Amid football, family, and too much food, we pause quickly and without inconvenience to remember and to thank. We remember ancient pilgrims, who followed dreams of alabaster cities and financial opportunity; we remember hospitable first nation people who welcomed them, and then lost their land; We remember other family times filled with joy and filled with anxiety, and old scars still powerful.
We thank you for this U.S. venue of justice and freedom, and are aware of its flawed reality; we thank you for our wealth and our safety, and are aware of how close to poverty we are and how under threat we live.
We gather our impulse for gratitude today, grateful to you and our ancestors, grateful to you for our families, our health, our government, our many possessions.
We gladly affirm that “All good gifts around us are sent from heaven above,” but we yield to none in a sense of self-sufficiency, our weariness in needing to share, our resentfulness of those who take and do not give.

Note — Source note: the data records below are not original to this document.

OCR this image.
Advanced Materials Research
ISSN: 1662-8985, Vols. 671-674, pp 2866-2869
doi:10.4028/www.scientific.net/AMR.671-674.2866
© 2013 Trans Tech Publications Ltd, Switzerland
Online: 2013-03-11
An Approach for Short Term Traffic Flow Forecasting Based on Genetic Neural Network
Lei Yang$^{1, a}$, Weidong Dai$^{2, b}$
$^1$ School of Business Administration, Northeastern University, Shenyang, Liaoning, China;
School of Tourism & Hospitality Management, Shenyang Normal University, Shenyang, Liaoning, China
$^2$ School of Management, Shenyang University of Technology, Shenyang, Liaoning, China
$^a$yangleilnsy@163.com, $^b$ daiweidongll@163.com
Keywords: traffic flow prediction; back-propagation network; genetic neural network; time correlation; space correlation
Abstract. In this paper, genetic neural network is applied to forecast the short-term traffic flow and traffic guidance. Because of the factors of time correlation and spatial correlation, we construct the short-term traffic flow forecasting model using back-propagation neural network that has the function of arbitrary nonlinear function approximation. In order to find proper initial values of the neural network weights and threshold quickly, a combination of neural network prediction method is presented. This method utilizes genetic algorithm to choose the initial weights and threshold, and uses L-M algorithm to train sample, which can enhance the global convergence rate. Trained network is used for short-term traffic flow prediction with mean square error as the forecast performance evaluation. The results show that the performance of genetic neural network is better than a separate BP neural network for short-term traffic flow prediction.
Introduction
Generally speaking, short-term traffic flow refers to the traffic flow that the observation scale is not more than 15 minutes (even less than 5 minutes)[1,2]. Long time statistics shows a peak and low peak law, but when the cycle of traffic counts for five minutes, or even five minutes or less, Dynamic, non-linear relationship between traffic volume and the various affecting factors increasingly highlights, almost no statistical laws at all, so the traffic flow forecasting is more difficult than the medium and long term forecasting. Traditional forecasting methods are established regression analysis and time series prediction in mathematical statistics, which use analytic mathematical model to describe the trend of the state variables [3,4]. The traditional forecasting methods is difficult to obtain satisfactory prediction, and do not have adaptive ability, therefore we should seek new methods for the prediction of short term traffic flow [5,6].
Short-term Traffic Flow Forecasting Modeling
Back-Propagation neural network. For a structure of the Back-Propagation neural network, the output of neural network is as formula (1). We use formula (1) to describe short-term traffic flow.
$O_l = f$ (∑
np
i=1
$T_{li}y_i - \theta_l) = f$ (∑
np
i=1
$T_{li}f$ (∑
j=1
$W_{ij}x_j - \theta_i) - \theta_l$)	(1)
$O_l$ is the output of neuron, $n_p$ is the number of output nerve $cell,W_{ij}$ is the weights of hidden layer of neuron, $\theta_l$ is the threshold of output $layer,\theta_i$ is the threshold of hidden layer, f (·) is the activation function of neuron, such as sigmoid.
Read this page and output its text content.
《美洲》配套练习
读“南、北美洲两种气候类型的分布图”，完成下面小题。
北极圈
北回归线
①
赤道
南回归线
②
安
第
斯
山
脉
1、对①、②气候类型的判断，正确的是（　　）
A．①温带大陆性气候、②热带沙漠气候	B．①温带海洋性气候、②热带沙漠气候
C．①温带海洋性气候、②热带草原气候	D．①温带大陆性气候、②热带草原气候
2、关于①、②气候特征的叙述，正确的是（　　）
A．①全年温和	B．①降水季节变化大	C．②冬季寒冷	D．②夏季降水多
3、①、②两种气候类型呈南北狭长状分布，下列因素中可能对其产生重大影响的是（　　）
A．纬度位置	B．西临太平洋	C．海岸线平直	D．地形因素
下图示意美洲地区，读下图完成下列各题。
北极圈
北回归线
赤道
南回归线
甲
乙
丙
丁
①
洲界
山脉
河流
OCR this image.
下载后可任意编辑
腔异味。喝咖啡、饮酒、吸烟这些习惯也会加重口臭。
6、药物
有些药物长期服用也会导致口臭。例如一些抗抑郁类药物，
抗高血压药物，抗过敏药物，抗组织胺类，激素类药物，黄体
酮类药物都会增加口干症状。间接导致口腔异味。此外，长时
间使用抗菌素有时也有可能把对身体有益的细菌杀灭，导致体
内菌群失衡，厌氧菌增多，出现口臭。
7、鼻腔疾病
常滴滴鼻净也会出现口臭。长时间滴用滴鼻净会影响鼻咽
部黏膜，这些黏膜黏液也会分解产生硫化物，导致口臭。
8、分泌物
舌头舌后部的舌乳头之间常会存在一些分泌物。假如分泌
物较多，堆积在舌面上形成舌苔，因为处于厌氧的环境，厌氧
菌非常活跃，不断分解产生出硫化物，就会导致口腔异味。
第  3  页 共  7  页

Your generosity evokes our gratitude, but your generosity overmatches our gratitude. We are ready to thank, but not overly so; we remember our achievements, our accomplishments, our entitlements, and our responsibilities that slice away our yielding of ourselves to you.
Move through our half measure of thanks and let us be, all through this day, more risky in acknowledging that we have nothing except what you give.
You have given so much-not least your only Son. Give us the gift of dazzlement and awe that we may rejoice in our penultimate lives and keep you ultimate all the day long, relishing the wonder of your self-giving love. Amen.